Where can I find Microsoft’s contractual commitments with regard to the GDPR?

You can find Microsoft’s contractual commitments with regard to the GDPR in the Online Services Terms, which provide Microsoft’s privacy and security commitments, data processing terms and GDPR Terms for Microsoft-hosted services to which customers subscribe under a volume licensing agreement. The GDPR Terms are in Attachment 4 to the Online Services Terms, at the end of the document, and they commit Microsoft to the requirements of processors in GDPR Article 28 and other relevant articles of the GDPR.

Microsoft extends the GDPR Terms to all customers of generally available enterprise software products licensed by us or our affiliates under Microsoft software license terms, effective as of May 25, 2018, regardless of the applicable version of the enterprise software, to the extent Microsoft is a processor or subprocessor of personal data in connection with such software, and so long as Microsoft continues to offer or support the version. Support details can be found in the Microsoft Lifecyle Policy at https://support.microsoft.com/en-us/lifecycle.

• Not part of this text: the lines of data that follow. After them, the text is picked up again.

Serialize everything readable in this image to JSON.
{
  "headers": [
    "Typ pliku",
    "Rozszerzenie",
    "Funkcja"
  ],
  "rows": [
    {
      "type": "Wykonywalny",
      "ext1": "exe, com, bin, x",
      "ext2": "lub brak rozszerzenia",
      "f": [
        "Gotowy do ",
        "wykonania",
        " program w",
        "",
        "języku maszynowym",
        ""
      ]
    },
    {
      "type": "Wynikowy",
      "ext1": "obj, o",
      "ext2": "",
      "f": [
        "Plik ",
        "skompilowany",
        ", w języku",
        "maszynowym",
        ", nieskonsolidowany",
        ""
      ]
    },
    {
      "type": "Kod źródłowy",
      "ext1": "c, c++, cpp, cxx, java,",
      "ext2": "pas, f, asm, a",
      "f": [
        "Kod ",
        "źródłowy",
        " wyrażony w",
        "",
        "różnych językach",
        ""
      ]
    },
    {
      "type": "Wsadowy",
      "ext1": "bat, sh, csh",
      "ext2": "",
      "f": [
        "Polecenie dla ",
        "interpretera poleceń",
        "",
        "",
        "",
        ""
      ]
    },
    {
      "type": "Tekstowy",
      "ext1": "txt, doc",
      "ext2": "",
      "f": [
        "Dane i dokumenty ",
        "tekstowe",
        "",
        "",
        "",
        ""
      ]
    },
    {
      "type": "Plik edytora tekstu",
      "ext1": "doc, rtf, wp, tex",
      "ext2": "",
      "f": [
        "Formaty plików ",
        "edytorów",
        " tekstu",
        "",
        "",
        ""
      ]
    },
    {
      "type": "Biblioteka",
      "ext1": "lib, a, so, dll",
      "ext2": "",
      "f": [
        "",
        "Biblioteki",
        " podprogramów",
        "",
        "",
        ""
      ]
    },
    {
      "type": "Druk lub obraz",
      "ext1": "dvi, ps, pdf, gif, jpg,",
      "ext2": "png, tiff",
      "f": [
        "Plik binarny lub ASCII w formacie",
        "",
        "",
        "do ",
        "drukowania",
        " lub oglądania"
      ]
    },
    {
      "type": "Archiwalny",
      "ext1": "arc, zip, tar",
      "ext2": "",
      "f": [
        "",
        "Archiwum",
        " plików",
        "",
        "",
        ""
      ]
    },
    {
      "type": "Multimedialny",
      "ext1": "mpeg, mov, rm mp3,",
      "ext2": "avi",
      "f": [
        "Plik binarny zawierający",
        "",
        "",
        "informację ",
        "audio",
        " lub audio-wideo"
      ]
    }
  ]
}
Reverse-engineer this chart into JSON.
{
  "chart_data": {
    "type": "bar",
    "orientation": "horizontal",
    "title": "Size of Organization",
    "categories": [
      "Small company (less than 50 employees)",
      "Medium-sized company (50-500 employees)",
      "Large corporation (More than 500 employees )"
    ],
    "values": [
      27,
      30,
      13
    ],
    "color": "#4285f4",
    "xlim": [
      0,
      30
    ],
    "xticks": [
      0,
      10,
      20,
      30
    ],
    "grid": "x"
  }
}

For clarity, different or lesser commitments may apply to beta or preview software, software that has been materially modified, or any software licensed by Microsoft or our affiliates that is not made generally available to the public or otherwise not licensed under Microsoft software license terms. Some products may collect and send to Microsoft telemetry or other data by default; product documentation provides information and instructions for how to turn off or configure such telemetry collection.

What commitments are in the GDPR Terms?

Microsoft’s GDPR Terms reflect the commitments required of processors in Article 28 of the GDPR. Article 28 requires that processors commit to:

  • only use subprocessors with the consent of the controller and remain liable for subprocessors;
  • process personal data only on instructions from the controller, including with regard to transfers;
  • ensure that persons who process personal data are committed to confidentiality;
  • implement appropriate technical and organizational measures to ensure a level of personal data security appropriate to the risk;
  • assist the controller in its obligations to respond to data subjects’ requests to exercise their GDPR rights;
  • meet the GDPR’s breach notification and assistance requirements;
  • assist the controller with data protection impact assessments and consultation with supervisory authorities;
  • delete or return personal data at the end of provision of services; and
  • support the controller with evidence of compliance with the GDPR.